12      L’article 2 du Kommunalabgabengesetz für Baden-Württemberg (loi sur les taxes communales du Bade-Wurtemberg), dans sa version applicable au litige au principal, prévoit, à son paragraphe 1 :

« Les taxes communales sont collectées sur la base d’un statut. Le statut doit déterminer notamment le cercle des débiteurs, l’objet, le barème et le taux de la taxe ainsi que les critères déterminant la naissance et l’exigibilité de la dette y afférente. »

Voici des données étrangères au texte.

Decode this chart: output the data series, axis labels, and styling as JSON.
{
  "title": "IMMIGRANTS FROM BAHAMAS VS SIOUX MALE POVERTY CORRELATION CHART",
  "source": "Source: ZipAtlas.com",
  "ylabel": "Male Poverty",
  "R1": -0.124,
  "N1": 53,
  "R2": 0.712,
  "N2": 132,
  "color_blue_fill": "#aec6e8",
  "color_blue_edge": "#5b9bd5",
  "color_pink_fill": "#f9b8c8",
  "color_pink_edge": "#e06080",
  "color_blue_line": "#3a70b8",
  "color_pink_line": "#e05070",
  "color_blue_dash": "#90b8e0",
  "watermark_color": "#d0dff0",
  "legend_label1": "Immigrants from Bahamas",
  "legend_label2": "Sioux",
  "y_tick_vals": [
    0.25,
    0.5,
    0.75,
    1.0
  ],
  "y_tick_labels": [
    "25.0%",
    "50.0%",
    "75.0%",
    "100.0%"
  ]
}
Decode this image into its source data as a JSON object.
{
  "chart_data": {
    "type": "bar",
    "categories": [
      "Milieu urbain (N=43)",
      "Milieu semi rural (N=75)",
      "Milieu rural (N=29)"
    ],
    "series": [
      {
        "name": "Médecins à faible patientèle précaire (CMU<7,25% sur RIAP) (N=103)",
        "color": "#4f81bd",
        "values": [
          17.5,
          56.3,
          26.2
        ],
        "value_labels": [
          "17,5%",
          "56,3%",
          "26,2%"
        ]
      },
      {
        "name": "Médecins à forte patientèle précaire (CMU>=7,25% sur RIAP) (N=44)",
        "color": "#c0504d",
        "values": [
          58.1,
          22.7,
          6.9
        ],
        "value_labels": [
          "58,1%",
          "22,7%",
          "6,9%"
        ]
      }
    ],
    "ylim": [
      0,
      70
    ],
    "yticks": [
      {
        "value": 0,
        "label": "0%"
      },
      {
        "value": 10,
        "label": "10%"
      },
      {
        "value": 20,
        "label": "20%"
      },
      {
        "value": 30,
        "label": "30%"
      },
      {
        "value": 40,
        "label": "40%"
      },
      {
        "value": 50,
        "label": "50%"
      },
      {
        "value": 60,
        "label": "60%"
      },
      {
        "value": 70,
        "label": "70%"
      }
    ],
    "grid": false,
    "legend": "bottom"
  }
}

 Le litige au principal et les questions préjudicielles

13      La requérante au principal est une commune comportant une station climatique agréée par l’État. L’établissement thermal de celle-ci est géré, en vertu du droit communal, sous forme de « régie » et constitue, au regard des dispositions applicables en matière d’impôt sur les sociétés, une entreprise de nature commerciale.

14      À ce titre, la requérante au principal collecte une taxe de séjour, conformément à l’article 4 de la GemO, lu conjointement avec le statut visé à l’article 2 de la loi sur les taxes communales de Bade-Wurtemberg (ci-après le « statut communal »), pour couvrir ses dépenses, engagées pour la réalisation et l’entretien des installations mises à disposition à des fins de cure et de détente ainsi que pour les manifestations organisées à cet effet.

15      Sont assujettis à la taxe de séjour, premièrement, les personnes non-résidentes qui séjournent dans la commune et à qui est offerte la possibilité d’utiliser ces installations et de participer auxdites manifestations, deuxièmement, les résidents de la commune qui ont le centre de leurs relations personnelles dans une autre commune et, troisièmement, les personnes non-résidentes de la commune qui séjournent dans la commune pour des raisons professionnelles afin de participer à des congrès ou à d’autres manifestations (ci-après, ensemble, les « débiteurs de la taxe de séjour »). En revanche, la taxe de séjour n’est pas collectée auprès des visiteurs d’un jour, des non-résidents ou des résidents qui travaillent ou suivent une formation dans la commune.

16      La taxe de séjour est fixée, pour les personnes non-résidentes, à un certain montant par jour de séjour et, pour les personnes résidentes qui y sont assujetties, à un montant forfaitaire annuel dû indépendamment de la durée, de la fréquence ainsi que de la saison de leur séjour.

17      Il est indiqué, dans la demande de décision préjudicielle, que quiconque héberge des personnes à titre onéreux, exploite un camping ou met son logement à la disposition de personnes non-résidentes de la commune à titre onéreux, en tant que logement de vacances, est tenu de déclarer l’arrivée et le départ de ces personnes dans les trois jours suivant leur arrivée et leur départ. En outre, les voyagistes sont tenus de procéder à une déclaration aux fins de la taxe de séjour lorsque cette taxe est incluse dans la contrepartie à acquitter par le participant au voyage.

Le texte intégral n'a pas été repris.